# Calculating the period of a harmonic function

1. Aug 20, 2011

### No0bzDown

For a example, x=16cos(10t+5π/3) ,S.I.

How am i supposed to calculate the period?(in order to do the graph)

2. Aug 20, 2011

### uart

You cos function repeats when 10t increased by $2 \pi$. See if you can work it out based on that.

3. Aug 20, 2011

### No0bzDown

If we have something like this: f(x) = cos(at)

then T= 2π/a

But i really want to know if on my first example 5π/3 is playing any role on this formula.

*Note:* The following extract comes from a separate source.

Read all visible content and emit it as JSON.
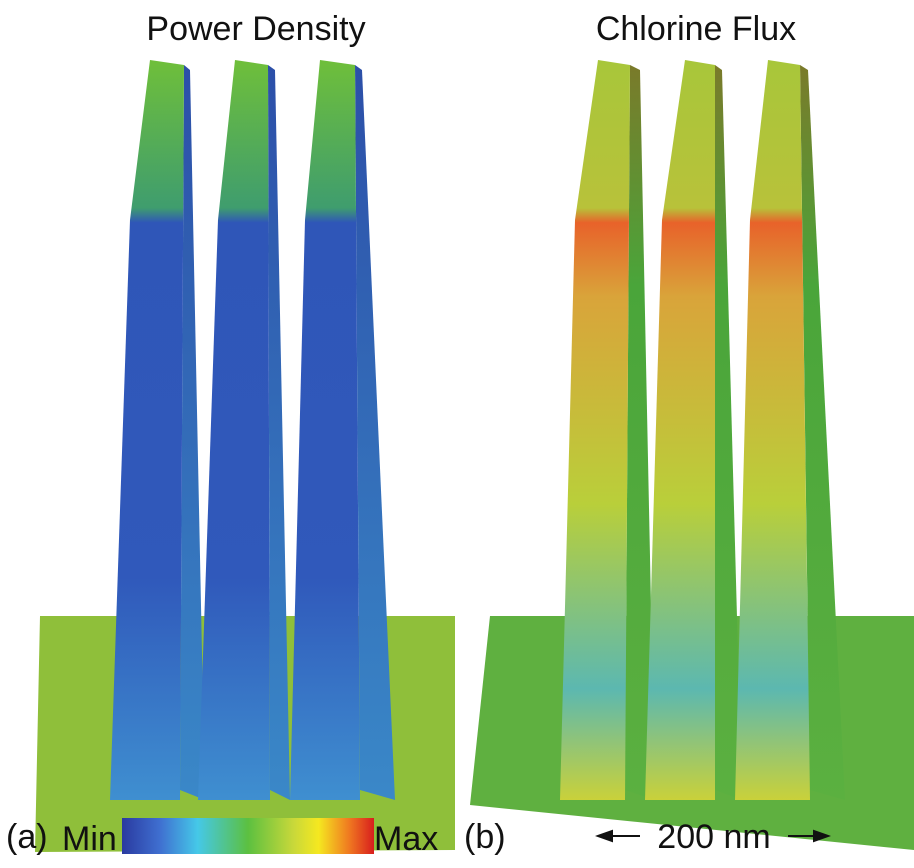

I mean if x=16cos(10t + 5π/3)

Is period still T = 2π/a = 2π/10 ?

4. Aug 20, 2011

### uart

Yes it is. The phase constant (5 Pi /3) does not change the frequency or period.

5. Aug 20, 2011

### No0bzDown

Nice. Thanks very much.

6. Sep 3, 2011

### gongo88

What if you have a harmonic function with both cos and sin?

such as: x(t)=4sin(15t)-3cos(9t+1.1)

can you find the period of this analytically? I have found this has a period of 2.1 by plotting it in MATLAB, but can't figure out how to calculate this analytically...

Last edited: Sep 3, 2011